5. While Schwallie would like to soon return to working in his home office, he’ll be largely conducting his business by phone with his leg propped on the couch in his “partially-finished basement/man cave.” He assured everyone that he’ll be “fine,” but joked that his friends should “maybe check on Ashley’s sanity,” referring to his wife and fellow Lucas Oil Series official who will have to handle household duties while he’s off his feet.
6. Carson Brown, a 17-year-old from New London, N.C., who has been competing in the Super Late Model division — among multiple racing disciplines — for the past three years, signed a development driver deal with Richard Childress Racing on Monday. The announcement does not, however, detail RCR’s future plans for the young racer, who has gained pavement stock car experience this season with starts on the ASA STARS National Tour (Rookie of the Year honors and a victory at Wisconsin’s Madison International Speedway) and the ARCA Menards Series.
7. The teenage Brown’s Dirt Late Model action has come in family-owned equipment with some high-profile personalities from the class assisting him, first as part of a Mike Marlar-Ronnie Delk development program and more recently under the guidance of veteran crew chief Randall Edwards. He’s still searching for his first touring series win in the division.

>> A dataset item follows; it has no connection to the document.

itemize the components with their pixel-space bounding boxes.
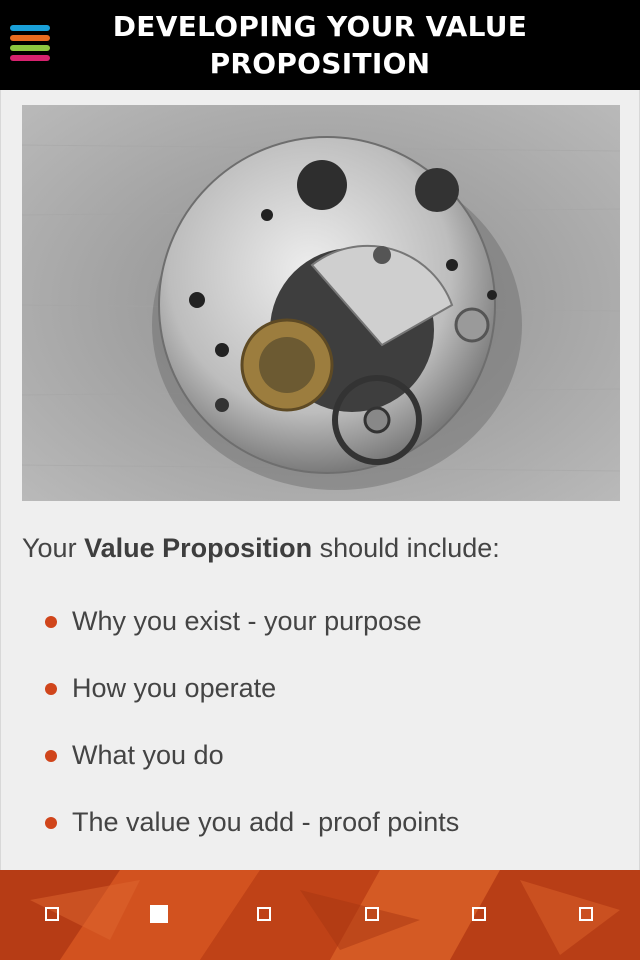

8. A post that appeared last week on Josh Rice’s racing Facebook page pointed to some news surrounding his new deal driving for JRR Motorsports. The team is seeking a crew chief to work with the 27-year-old from Crittenden, Ky., because Dean Bowen is no longer with JRR after it initially appeared he would remain with Rice replacing Daulton Wilson of Fayetteville, N.C. One week into the head wrench search, Rice said no hire has yet been made.

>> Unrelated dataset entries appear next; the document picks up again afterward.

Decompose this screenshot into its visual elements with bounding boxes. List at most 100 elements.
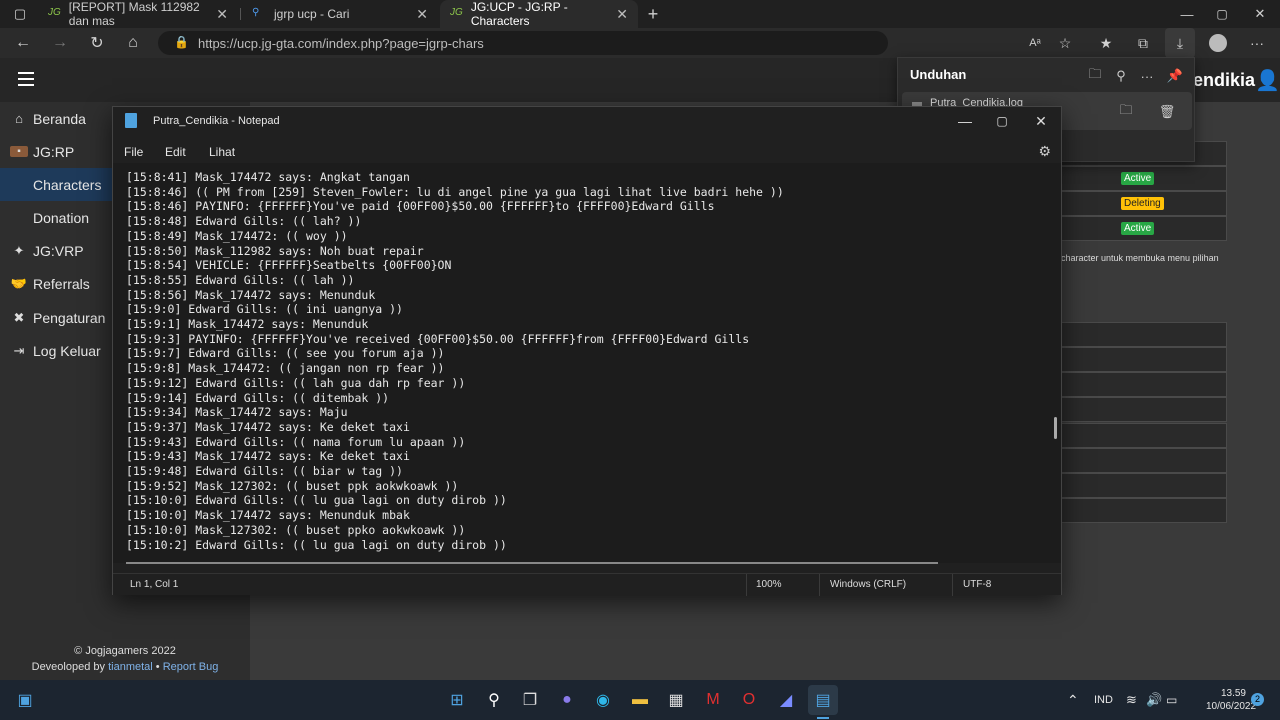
sidebar-item-label: Pengaturan — [33, 309, 106, 326]
tab-characters[interactable]: JG JG:UCP - JG:RP - Characters ✕ — [440, 0, 638, 28]
footer-credits: Deveoloped by tianmetal • Report Bug — [0, 659, 250, 675]
vertical-scrollbar[interactable] — [1054, 417, 1057, 439]
text-line: [15:10:0] Mask_174472 says: Menunduk mba… — [126, 508, 410, 523]
table-row[interactable]: Deleting — [1060, 191, 1227, 216]
text-line: [15:9:7] Edward Gills: (( see you forum … — [126, 346, 445, 361]
more-options-icon[interactable]: ··· — [1135, 64, 1159, 88]
start-icon[interactable]: ⊞ — [442, 685, 472, 715]
search-icon[interactable]: ⚲ — [1109, 64, 1133, 88]
status-divider — [819, 574, 820, 596]
profile-avatar-icon[interactable] — [1203, 28, 1233, 58]
text-line: [15:8:55] Edward Gills: (( lah )) — [126, 272, 355, 287]
text-line: [15:9:8] Mask_174472: (( jangan non rp f… — [126, 361, 445, 376]
notepad-window: Putra_Cendikia - Notepad — ▢ ✕ File Edit… — [112, 106, 1062, 596]
search-icon[interactable]: ⚲ — [479, 685, 509, 715]
gear-icon[interactable]: ⚙ — [1038, 143, 1051, 160]
horizontal-scrollbar[interactable] — [126, 562, 938, 564]
text-line: [15:8:54] VEHICLE: {FFFFFF}Seatbelts {00… — [126, 258, 452, 273]
more-options-icon[interactable]: ··· — [1242, 28, 1272, 58]
text-line: [15:8:41] Mask_174472 says: Angkat tanga… — [126, 170, 410, 184]
user-icon[interactable]: 👤 — [1255, 68, 1280, 93]
handshake-icon: 🤝 — [10, 275, 28, 291]
maximize-icon[interactable]: ▢ — [1207, 0, 1237, 29]
favorites-icon[interactable]: ★ — [1091, 28, 1121, 58]
chevron-up-icon[interactable]: ⌃ — [1067, 680, 1079, 720]
notepad-title: Putra_Cendikia - Notepad — [153, 115, 280, 127]
menu-file[interactable]: File — [124, 141, 143, 163]
new-tab-icon[interactable]: + — [638, 0, 668, 29]
store-icon[interactable]: ▦ — [661, 685, 691, 715]
forward-icon[interactable]: → — [45, 28, 75, 58]
home-icon[interactable]: ⌂ — [118, 28, 148, 58]
wifi-icon[interactable]: ≋ — [1126, 680, 1137, 720]
tab-actions-icon[interactable]: ▢ — [5, 0, 35, 29]
status-badge: Deleting — [1121, 197, 1164, 210]
table-row — [1060, 347, 1227, 372]
collections-icon[interactable]: ⧉ — [1128, 28, 1158, 58]
text-line: [15:9:12] Edward Gills: (( lah gua dah r… — [126, 375, 466, 390]
favorite-add-icon[interactable]: ☆ — [1050, 28, 1080, 58]
menu-edit[interactable]: Edit — [165, 141, 186, 163]
language-indicator[interactable]: IND — [1094, 680, 1113, 720]
home-icon: ⌂ — [15, 111, 23, 126]
text-line: [15:8:56] Mask_174472 says: Menunduk — [126, 287, 376, 302]
refresh-icon[interactable]: ↻ — [82, 28, 112, 58]
minimize-icon[interactable]: — — [1172, 0, 1202, 29]
developer-link[interactable]: tianmetal — [108, 661, 153, 673]
app-icon[interactable]: ◢ — [771, 685, 801, 715]
close-icon[interactable]: ✕ — [616, 6, 628, 23]
report-bug-link[interactable]: Report Bug — [163, 661, 219, 673]
back-icon[interactable]: ← — [8, 28, 38, 58]
battery-icon[interactable]: ▭ — [1166, 680, 1177, 720]
task-view-icon[interactable]: ❐ — [515, 685, 545, 715]
maximize-icon[interactable]: ▢ — [982, 107, 1022, 135]
text-line: [15:8:50] Mask_112982 says: Noh buat rep… — [126, 243, 424, 258]
close-window-icon[interactable]: ✕ — [1245, 0, 1275, 29]
delete-icon[interactable]: 🗑 — [1155, 100, 1179, 124]
read-aloud-icon[interactable]: Aᵃ — [1020, 28, 1050, 58]
clock[interactable]: 13.59 10/06/2022 — [1206, 687, 1256, 713]
close-icon[interactable]: ✕ — [416, 6, 428, 23]
close-icon[interactable]: ✕ — [1021, 107, 1061, 135]
downloads-icon[interactable]: ⤓ — [1165, 28, 1195, 58]
table-row[interactable]: Active — [1060, 166, 1227, 191]
file-explorer-icon[interactable]: ▬ — [625, 685, 655, 715]
table-row — [1060, 498, 1227, 523]
pin-icon[interactable]: 📌 — [1163, 64, 1187, 88]
table-row[interactable]: Active — [1060, 216, 1227, 241]
tab-label: [REPORT] Mask 112982 dan mas — [68, 0, 200, 28]
url-field[interactable]: 🔒 https://ucp.jg-gta.com/index.php?page=… — [158, 31, 888, 55]
text-line: [15:8:46] PAYINFO: {FFFFFF}You've paid {… — [126, 199, 715, 214]
chat-icon[interactable]: ● — [552, 685, 582, 715]
notepad-text-area[interactable]: [15:8:41] Mask_174472 says: Angkat tanga… — [113, 163, 1061, 563]
show-in-folder-icon[interactable]: 🗀 — [1114, 100, 1138, 124]
opera-icon[interactable]: O — [734, 685, 764, 715]
minimize-icon[interactable]: — — [945, 107, 985, 135]
text-line: [15:9:52] Mask_127302: (( buset ppk aokw… — [126, 478, 459, 493]
tab-search[interactable]: ⚲ jgrp ucp - Cari ✕ — [242, 0, 438, 28]
lock-icon: 🔒 — [174, 35, 189, 49]
notepad-menu-bar: File Edit Lihat ⚙ — [113, 141, 1061, 163]
hamburger-menu-icon[interactable] — [18, 72, 34, 86]
table-hint-text: character untuk membuka menu pilihan — [1061, 253, 1219, 263]
notepad-taskbar-icon[interactable]: ▤ — [808, 685, 838, 715]
footer-separator: • — [155, 661, 160, 673]
table-row — [1060, 322, 1227, 347]
site-footer: © Jogjagamers 2022 Deveoloped by tianmet… — [0, 640, 250, 680]
notepad-status-bar: Ln 1, Col 1 100% Windows (CRLF) UTF-8 — [113, 573, 1061, 596]
widgets-icon[interactable]: ▣ — [10, 685, 40, 715]
status-badge: Active — [1121, 222, 1155, 235]
site-username: endikia — [1193, 70, 1256, 90]
jg-favicon-icon: JG — [450, 7, 463, 18]
tab-report[interactable]: JG [REPORT] Mask 112982 dan mas ✕ — [38, 0, 238, 28]
url-text: https://ucp.jg-gta.com/index.php?page=jg… — [198, 35, 484, 51]
open-folder-icon[interactable]: 🗀 — [1083, 64, 1107, 88]
mcafee-icon[interactable]: M — [698, 685, 728, 715]
edge-icon[interactable]: ◉ — [588, 685, 618, 715]
table-row — [1060, 448, 1227, 473]
notification-badge[interactable]: 2 — [1251, 693, 1264, 706]
text-line: [15:9:14] Edward Gills: (( ditembak )) — [126, 390, 390, 405]
menu-view[interactable]: Lihat — [209, 141, 235, 163]
volume-icon[interactable]: 🔊 — [1146, 680, 1162, 720]
close-icon[interactable]: ✕ — [216, 6, 228, 23]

9. I’ll admit I was a bit surprised when I saw Brandon Overton of Evans, Ga., fire his helmet at Bobby Pierce’s car during the caution period following the pair’s scrape in Saturday’s FloRacing Night in America-sanctioned Peach State Classic finale at Senoia (Ga.) Raceway. But I was also impressed by the helmet fastball Overton tossed — pretty much a direct hit to the right-side door of Pierce’s passing machine. Helmet throws by angry drivers don’t always look too good.
10. There’s an interesting array of pre- and post-race entertainment being planned for January’s Wild West Shootout at Central Arizona Raceway. In addition to concerts after the two Saturday show, an off-day golf tournament and a tent party on Jan. 16, I noticed one especially intriguing activity: horse barrel racing exhibitions during the Jan. 11, 16 and 17 programs. That’s something different for a dirt race. Perhaps event promoter Chris Kearns, who usually is seen wearing a cowboy hat at the racetrack, will jump on a horse and weave around some barrels.